Had no excuse türkçesi Had no excuse nedir

  • Haksızdı veya gerekçesizidi.
  • Gerekçesi yoktu.
  • Mazereti yoktu.

Had no excuse ingilizcede ne demek, Had no excuse nerede nasıl kullanılır?

Had : Have fiilinin ikinci hali. Almak. Elde etmek. Yapmak. Dolandırmak. Kabul etmek. Bulunmak. Olmak. Sahip olmak. Göz yummak.

No : Yok yanıtı. Hayır. Sahne çerçevesinin iç yüzünde, yukarıda, sağ ve sol yanlardaki dizi ışıtaçların tümü. Hiç. Aleyhte oy. Yasak. Yok. Gereksiz. Numara. Değil.

Excuse : Muaf tutmak. Haklı çıkarmak. Kusuruna bakmamak. Hoşgörmek. İzin vermek. Göz yummak. Affeylemek. Bağışlamak. Bahane. Mazur göstermek.

Had no answer : Cevapsız bıraktı. Çözüm bulamadı. Söylenecek bir şey bulamadı. Sözsüz bıraktı.

Had no clue : Tahminde bulunamıyordu. İşaret yoktu. İpucu yoktu. Fikri yoktu.

Had no doubt : Kararlıydı. Belirsizlik içermiyordu. Kuşkusu yoktu.

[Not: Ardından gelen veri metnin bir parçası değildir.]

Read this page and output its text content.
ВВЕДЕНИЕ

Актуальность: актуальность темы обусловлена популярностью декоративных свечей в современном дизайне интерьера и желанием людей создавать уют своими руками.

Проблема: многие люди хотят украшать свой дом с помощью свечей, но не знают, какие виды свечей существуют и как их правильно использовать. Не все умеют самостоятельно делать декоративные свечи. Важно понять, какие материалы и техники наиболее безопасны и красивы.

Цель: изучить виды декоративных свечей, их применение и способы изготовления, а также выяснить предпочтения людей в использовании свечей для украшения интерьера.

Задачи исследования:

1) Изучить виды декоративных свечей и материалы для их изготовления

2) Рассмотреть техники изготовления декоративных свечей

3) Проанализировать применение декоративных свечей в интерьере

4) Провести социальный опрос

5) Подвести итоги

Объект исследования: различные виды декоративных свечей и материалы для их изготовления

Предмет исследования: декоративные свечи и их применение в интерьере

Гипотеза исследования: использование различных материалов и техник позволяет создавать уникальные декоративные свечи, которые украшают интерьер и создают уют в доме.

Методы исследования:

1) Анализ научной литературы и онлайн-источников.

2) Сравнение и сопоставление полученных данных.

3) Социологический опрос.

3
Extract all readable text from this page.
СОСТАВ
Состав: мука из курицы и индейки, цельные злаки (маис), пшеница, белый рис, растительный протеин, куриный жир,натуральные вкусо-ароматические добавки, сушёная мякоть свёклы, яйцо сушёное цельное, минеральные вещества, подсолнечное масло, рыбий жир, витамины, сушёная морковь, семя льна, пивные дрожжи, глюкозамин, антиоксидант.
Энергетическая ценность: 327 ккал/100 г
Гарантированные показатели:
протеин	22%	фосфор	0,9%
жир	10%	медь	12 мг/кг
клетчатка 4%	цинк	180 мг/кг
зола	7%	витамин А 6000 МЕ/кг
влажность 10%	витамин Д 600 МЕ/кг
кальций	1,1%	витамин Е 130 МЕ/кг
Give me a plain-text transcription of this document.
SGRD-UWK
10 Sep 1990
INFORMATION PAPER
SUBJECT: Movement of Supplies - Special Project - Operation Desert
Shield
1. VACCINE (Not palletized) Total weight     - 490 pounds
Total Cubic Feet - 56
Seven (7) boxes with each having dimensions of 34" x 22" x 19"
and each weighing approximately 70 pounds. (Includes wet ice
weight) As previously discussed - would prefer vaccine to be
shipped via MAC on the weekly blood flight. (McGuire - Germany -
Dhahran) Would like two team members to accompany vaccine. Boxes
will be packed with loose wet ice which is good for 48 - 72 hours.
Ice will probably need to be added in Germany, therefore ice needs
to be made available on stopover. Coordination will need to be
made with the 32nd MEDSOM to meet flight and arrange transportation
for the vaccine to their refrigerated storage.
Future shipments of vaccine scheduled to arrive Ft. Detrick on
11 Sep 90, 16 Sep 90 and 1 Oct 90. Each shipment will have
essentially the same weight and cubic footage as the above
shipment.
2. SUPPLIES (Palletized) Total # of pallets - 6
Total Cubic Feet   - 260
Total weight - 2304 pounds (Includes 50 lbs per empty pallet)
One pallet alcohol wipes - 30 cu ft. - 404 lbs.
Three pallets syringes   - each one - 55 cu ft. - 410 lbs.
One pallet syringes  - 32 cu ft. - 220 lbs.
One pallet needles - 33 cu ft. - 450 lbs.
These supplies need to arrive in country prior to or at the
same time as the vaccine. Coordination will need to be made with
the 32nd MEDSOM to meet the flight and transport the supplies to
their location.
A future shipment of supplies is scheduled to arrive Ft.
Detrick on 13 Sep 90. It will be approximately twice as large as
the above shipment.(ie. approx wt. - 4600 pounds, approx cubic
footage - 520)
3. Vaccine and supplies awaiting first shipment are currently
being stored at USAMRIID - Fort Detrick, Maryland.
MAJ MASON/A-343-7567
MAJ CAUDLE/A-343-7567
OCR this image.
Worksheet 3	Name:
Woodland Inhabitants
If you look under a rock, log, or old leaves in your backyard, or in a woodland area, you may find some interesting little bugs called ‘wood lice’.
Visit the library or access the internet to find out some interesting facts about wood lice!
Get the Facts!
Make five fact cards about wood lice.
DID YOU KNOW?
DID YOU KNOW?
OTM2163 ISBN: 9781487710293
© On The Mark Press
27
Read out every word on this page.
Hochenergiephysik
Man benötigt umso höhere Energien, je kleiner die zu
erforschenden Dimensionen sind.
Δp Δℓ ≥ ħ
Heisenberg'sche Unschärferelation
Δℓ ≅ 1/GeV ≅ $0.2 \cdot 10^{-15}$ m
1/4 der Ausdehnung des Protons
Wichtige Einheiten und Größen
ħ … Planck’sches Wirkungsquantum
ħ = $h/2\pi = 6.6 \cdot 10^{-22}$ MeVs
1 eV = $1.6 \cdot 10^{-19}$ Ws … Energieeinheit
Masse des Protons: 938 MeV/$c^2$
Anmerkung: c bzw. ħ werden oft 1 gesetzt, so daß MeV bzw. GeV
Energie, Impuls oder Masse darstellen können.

Had no complaints : Yakınmaları olmadı. İtirazları yoktu. Olumsuz eleştiri yapmadı. Şikayetleri olmadı.

Had no more strength : İçinde hiç güç kalmadı. Daha fazha fazla kuvveti yoktu. Güç toplayamadı.

Had nothing to lose : Deneyerek bir şey risk etmedi. Kaybedecek bir şeyi yoktu. Umutsuzdu.

Had no hope of salvation : Tüm ümidini kaybetti. Kurtulma ümidi yoktu.